Elizabeth Lloyds in making a case that ‘female orgasm is just for women to have fun with and no reproductive values’, has claimed that FGM has little effect on fertility:
1. “Women who have had FGM do suffer a significantly increased fertility risks. Women who have had the procedure are more likely to need Caesareans and the death rate among their babies is up to 50% higher” WHO said in a new report. The study, reported in the Lancet, involved 30,000 African women (BBC “Female circumcision 'birth risk' 2 June 2006).
2. A study by Jones et al. in Burkina Faso also found that women who have been cut are more likely to experience obstetric complications, a 1998-1999 NHRC study found that women who were circumcised and married off earlier than uncircumcised women, and that circumcised women had greater total fertility than the uncircumcised women (Reason 2004).

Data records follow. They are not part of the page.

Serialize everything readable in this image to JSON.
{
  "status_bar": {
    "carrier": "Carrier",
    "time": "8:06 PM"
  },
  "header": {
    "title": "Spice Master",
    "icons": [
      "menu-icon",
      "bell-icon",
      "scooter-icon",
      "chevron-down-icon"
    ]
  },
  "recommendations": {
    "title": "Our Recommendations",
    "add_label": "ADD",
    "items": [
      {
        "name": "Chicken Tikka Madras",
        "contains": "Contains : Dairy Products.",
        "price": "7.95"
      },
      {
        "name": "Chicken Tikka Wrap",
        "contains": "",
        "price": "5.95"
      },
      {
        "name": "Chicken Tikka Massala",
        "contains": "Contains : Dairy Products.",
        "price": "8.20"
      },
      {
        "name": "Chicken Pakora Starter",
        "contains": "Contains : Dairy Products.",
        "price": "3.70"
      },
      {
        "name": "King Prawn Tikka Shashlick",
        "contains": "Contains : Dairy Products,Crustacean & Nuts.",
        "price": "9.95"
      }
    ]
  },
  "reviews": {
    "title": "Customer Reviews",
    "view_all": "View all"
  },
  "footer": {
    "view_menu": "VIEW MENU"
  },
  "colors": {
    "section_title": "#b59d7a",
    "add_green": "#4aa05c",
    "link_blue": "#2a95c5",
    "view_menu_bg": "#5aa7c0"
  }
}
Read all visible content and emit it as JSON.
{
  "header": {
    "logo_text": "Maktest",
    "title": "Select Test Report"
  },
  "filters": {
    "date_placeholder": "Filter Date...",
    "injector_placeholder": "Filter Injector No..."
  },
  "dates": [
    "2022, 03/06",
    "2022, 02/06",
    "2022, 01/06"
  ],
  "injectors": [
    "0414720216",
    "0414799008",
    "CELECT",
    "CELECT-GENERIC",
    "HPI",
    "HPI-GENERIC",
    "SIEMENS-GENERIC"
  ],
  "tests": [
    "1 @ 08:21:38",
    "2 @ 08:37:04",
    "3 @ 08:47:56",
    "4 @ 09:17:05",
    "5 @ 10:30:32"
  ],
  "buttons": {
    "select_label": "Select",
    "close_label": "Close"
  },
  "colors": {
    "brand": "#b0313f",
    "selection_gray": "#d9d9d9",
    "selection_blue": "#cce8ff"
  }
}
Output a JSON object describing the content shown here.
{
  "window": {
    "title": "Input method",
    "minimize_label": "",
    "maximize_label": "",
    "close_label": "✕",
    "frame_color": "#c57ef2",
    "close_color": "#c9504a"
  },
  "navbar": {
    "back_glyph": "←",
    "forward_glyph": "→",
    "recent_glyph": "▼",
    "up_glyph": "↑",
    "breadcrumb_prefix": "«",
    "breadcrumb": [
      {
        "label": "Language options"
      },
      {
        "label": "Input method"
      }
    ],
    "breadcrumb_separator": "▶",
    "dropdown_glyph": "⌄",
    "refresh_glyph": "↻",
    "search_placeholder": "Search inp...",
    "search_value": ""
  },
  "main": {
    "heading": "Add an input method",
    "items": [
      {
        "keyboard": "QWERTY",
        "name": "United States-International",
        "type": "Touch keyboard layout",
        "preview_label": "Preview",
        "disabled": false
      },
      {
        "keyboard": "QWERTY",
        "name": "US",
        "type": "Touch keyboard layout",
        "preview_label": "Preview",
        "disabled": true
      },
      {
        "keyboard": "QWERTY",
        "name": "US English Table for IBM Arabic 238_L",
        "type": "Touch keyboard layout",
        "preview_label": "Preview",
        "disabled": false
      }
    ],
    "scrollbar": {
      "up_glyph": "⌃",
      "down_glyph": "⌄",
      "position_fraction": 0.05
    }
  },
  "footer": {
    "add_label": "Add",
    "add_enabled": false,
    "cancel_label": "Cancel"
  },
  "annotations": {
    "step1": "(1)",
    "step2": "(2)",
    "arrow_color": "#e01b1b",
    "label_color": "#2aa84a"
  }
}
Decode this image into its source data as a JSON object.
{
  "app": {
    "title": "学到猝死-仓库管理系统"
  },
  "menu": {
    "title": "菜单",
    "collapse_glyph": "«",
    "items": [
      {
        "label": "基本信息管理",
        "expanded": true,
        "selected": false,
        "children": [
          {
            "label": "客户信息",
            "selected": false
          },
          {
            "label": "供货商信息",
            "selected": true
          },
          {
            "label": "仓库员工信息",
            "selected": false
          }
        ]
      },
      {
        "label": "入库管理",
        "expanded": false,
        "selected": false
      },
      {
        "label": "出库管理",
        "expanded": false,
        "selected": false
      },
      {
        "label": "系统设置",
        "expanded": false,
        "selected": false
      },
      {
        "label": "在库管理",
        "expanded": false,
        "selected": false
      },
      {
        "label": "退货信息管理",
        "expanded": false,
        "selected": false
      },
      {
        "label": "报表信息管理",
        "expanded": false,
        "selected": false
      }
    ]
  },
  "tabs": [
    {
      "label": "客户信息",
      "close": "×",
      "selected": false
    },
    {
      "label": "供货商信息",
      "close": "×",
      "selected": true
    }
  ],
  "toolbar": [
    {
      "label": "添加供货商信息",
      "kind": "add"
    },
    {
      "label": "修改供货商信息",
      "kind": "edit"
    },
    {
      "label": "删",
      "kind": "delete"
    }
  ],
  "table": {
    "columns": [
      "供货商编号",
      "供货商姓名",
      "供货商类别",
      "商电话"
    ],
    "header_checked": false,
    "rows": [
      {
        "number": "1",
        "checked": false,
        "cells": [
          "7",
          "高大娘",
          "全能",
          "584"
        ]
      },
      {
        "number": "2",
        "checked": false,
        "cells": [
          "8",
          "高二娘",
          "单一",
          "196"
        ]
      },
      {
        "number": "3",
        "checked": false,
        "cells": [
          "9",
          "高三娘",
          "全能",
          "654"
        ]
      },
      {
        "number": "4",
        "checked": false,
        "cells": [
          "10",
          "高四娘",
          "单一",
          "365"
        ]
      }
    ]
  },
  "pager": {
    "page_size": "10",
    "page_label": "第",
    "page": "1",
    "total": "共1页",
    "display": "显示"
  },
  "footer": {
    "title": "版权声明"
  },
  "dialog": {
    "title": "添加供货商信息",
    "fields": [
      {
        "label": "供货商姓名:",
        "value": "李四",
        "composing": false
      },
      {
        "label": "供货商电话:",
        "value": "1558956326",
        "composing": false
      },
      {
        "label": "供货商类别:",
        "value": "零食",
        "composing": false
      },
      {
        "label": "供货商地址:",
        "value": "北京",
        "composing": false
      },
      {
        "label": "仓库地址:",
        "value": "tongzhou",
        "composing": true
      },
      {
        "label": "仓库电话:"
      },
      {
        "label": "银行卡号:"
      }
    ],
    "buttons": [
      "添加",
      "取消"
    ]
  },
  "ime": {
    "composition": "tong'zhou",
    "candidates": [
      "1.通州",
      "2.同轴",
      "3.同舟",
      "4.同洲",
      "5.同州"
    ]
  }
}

3. Another study based on DHS surveys in the Central African Republic, Côte d’Ivoire, and Tanzania found that, “when controlling for confounding socioeconomic, demographic and cultural variables, circumcised Muslim women, grouped by age at circumcision, did not have significantly different odds of infertility nor of childbearing than uncut women” (emphasis added, Larsen and Yan).
4. "The Relationship between Female Genital Cutting and Fertility in Kassena-Nankana District of Northern Ghana", noted a Paper presented by Elizabeth F. Jackson, Philip B. Adongo, Ayaga A. Bawah, Ellie Feinglass, and James F. Phillips at the Annual Meeting of the Population Association of America, Philadelphia, March 31 - April 2, 2005)
It is clear that, patriarchal societies that diminish or eliminate the Muslim women’s capacity for orgasms, by genital cutting or any other means, also have an agenda to make the Muslim women bear more children—i.e. more ‘reproductively successful’. FGM also occurs because men fear, not without good reason, that female arousal does influence reproductive choice. See also the Dogons, the Shipibo and the Sunnah.
In 2004, an international conference on FGM—female genital mutilation—has ended in Kenya with a fresh call to ban these inhumane practices amongst Muslims. The campaigners urged more Muslim countries to ratify the ‘Protocol on the Rights of Women in Africa’ adopted in July 2003. It has so far been ratified by just three states, Rwanda, Libya and Comoros. Although, female circumcision is banned in 14 Islamic African countries, including Ethiopia, Uganda, Ghana and Togo, the practice is still widespread.